Del presidente gli americani apprezzano l'intelligenza e l'eloquenza, ma nel 2009 ne hanno perso il contatto. Obama non è dotato caratterialmente del trasformismo di Reagan, del «mettiamo al primo posto la gente» di Clinton e tantomeno della «maggioranza silenziosa» di Nixon. Nulla di tutto ciò è nella natura di un intellettuale che organizzava comunità di solidarietà a Chicago.
In un paese polarizzato anche dalla necessità di semplificare questioni complesse, i media hanno abbandonato la presunzione di imparzialità e in generale il volume ha prevalso sul contenuto. Gli elettori indipendenti si sono spostati su una posizione di critica al potere. Obama sembra intenzionato ad accarezzarne il malcontento e a corteggiarne di nuovo la fiducia. Populismo? Una sbrigativa liquidazione del nuovo corso trascurerebbe il fatto che solo un linguaggio radicale è in grado di coniugare ogni riforma con la questione scomoda della giustizia, della chiamata di responsabilità, della punizione dei torti e del risarcimento dei danni.
Si può essere sorpresi dal fatto che il dolore di milioni di individui disoccupati e di famiglie impoverite a seguito di una crisi maturata all'interno di un sistema finanziario distorto dall'avidità dei suoi vertici non abbia trovato finora espressione politica. Tranne appunto un acuto senso di rivendicazione tra "noi" gente ordinaria e "loro" i generali che mandano a morire. Obama ha resistito alla tentazione fino alla sconfitta in Massachusetts e fino alla prova che i generali stavano finanziando con i ritrovati profitti modifiche convenienti alla legislazione.
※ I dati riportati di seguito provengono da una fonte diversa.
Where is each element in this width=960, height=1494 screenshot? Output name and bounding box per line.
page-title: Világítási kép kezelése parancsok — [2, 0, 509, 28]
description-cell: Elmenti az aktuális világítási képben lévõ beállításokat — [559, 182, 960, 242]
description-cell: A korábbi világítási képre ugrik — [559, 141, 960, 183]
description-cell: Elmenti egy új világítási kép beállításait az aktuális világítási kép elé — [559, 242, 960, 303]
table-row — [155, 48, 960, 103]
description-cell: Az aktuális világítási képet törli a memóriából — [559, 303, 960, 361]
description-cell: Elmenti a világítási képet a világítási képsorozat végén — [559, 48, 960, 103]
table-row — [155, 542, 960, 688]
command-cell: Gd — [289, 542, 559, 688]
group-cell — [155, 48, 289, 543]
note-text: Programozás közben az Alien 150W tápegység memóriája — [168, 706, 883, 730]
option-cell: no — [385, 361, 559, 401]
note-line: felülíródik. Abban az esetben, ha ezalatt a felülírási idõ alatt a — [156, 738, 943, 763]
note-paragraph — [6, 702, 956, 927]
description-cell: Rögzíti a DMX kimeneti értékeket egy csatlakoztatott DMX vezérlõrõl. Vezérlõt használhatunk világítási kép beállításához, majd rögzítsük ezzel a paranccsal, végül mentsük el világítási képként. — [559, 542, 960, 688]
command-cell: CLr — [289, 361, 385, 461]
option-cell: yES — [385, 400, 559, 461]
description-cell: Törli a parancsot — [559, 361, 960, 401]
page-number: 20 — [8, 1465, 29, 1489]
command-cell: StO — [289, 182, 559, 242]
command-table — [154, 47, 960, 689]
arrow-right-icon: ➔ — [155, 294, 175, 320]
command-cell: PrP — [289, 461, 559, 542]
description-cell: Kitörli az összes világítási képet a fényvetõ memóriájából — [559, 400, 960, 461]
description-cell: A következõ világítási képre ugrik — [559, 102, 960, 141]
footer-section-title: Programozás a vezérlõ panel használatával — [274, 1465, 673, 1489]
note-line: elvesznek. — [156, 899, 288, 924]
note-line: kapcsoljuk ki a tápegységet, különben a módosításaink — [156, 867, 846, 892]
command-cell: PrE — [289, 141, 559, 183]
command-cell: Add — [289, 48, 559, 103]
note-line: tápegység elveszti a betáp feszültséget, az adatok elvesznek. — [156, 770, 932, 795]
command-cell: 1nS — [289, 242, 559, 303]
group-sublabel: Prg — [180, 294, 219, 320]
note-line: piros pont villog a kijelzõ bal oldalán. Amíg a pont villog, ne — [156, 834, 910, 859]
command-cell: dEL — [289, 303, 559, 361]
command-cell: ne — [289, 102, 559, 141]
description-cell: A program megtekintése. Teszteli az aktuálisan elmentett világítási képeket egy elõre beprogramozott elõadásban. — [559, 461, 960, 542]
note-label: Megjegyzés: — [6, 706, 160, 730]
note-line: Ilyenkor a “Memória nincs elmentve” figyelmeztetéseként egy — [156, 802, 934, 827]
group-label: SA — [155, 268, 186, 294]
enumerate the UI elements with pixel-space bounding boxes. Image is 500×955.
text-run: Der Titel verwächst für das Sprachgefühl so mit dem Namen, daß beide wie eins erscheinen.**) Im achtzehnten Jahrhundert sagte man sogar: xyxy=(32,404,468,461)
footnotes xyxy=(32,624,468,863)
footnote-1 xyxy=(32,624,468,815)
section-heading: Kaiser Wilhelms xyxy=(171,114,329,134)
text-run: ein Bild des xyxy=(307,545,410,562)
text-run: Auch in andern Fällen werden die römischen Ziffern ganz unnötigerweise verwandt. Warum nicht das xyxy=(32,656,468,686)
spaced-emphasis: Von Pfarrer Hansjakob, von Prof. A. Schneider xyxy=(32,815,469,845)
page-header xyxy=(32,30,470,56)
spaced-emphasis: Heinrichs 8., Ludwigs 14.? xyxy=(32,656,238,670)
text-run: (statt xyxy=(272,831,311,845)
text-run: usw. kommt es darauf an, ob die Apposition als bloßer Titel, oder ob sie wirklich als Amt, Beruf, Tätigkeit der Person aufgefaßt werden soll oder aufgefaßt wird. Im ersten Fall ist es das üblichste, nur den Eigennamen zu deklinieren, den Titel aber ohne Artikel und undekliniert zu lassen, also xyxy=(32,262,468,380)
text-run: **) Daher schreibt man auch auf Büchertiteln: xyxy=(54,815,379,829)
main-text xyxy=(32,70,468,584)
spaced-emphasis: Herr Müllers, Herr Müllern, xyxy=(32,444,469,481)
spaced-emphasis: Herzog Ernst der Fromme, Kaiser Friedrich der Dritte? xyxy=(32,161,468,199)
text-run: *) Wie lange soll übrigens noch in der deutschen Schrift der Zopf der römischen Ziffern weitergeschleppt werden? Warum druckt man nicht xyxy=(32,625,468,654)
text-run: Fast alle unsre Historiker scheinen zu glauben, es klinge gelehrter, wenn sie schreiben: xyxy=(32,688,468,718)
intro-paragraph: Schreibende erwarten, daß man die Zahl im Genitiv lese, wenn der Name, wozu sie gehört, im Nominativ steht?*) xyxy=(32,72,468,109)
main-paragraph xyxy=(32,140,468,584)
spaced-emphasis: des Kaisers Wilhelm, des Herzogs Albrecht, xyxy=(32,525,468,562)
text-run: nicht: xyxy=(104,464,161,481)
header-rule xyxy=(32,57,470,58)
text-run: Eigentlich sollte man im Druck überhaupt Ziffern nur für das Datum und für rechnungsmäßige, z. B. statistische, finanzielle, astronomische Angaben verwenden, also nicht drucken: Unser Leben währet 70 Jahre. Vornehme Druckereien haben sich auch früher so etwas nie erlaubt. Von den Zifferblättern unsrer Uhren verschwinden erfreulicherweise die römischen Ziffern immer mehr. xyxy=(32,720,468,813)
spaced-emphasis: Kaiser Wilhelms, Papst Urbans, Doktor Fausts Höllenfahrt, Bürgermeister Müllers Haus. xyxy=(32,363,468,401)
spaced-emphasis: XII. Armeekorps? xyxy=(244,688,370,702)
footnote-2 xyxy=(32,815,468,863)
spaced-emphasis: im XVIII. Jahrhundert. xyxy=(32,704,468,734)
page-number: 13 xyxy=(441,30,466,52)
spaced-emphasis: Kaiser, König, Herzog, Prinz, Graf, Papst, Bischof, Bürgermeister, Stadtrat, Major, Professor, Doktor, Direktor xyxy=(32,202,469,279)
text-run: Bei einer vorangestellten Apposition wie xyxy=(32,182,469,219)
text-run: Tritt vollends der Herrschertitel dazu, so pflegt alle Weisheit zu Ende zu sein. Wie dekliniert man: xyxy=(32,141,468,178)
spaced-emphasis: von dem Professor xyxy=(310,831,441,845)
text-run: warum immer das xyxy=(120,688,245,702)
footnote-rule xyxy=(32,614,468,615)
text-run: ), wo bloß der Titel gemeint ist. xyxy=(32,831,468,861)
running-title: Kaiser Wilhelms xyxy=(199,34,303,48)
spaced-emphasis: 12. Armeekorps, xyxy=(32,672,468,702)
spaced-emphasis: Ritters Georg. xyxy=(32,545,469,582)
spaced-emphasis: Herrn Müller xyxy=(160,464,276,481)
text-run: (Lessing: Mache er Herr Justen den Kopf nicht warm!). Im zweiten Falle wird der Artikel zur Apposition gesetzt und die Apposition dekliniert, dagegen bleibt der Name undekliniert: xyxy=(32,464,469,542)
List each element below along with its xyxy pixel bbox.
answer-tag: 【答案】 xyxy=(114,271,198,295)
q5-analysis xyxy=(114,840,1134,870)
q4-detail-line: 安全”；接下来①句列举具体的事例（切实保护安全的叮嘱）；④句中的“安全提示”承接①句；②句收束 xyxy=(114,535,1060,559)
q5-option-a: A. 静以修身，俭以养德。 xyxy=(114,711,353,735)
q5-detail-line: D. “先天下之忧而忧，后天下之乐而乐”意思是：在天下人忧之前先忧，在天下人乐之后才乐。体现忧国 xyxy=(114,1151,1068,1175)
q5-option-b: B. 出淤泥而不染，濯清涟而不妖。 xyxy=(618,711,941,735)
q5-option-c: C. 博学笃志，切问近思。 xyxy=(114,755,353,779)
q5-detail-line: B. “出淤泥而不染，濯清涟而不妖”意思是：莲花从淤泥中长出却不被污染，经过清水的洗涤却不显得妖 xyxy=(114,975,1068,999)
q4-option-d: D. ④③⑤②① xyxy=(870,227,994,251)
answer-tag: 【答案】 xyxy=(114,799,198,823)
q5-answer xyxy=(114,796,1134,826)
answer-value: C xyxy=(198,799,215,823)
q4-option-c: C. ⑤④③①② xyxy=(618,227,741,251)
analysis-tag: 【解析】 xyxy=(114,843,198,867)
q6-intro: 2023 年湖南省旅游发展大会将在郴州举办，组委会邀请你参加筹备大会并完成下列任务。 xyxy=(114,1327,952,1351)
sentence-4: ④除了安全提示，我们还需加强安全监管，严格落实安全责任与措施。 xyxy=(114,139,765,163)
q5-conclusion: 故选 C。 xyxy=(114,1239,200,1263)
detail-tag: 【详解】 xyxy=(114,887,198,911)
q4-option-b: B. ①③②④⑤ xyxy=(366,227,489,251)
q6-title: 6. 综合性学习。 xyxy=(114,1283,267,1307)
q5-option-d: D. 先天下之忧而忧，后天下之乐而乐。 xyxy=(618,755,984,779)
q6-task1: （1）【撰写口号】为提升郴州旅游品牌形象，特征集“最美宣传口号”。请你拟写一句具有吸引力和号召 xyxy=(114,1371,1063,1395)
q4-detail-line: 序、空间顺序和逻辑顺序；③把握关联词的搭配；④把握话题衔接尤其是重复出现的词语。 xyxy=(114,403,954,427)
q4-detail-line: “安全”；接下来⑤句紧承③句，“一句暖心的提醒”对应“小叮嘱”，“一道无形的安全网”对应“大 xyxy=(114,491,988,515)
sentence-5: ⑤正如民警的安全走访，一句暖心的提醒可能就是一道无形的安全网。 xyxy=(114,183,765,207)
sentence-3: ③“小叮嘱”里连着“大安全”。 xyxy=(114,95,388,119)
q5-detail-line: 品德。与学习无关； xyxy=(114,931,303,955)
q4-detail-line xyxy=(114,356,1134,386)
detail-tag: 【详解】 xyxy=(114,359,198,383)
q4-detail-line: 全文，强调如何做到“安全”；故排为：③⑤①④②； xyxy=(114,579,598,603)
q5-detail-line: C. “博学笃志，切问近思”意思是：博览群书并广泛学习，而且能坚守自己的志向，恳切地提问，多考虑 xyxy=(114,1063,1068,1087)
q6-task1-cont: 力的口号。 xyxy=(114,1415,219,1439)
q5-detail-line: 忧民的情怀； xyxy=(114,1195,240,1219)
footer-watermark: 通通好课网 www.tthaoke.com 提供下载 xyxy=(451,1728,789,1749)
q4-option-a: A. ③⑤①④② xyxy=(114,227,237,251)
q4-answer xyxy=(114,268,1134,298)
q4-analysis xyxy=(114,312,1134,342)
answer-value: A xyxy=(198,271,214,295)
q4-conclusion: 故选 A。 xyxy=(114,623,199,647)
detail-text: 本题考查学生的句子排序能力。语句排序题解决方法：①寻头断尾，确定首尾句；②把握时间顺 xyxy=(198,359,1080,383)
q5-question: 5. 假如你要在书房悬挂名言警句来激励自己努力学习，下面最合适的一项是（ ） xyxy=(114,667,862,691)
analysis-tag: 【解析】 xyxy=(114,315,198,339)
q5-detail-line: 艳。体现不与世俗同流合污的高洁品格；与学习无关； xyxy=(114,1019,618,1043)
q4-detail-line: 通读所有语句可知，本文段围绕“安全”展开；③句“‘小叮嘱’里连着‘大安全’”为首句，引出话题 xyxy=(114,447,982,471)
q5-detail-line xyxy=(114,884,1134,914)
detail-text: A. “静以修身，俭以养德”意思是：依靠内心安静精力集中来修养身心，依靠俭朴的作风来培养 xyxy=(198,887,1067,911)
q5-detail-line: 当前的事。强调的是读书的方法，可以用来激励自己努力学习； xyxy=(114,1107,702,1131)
Nell'antagonismo noi-loro, il "noi" finisce per essere troppo beneficiato. Nulla a che vedere con l'introspezione con cui i tedeschi ragionano sul Wir-Gefuehl, il senso dell'identità condivisa. La gente comune non è priva di responsabilità nella crisi. L'eccesso di indebitamento delle famiglie fa parte di una visione vitale che i cittadini americani condividono e che ha conseguenze collettive, internazionali o ambientali. Il populismo del "noi contro di loro" ostacolerà questa maturazione. Ma porrà comunque per una volta il tema negletto e tutt'altro che populista della responsabilità di chi ha abusato del proprio potere economico e - in un intreccio perverso - di quello politico.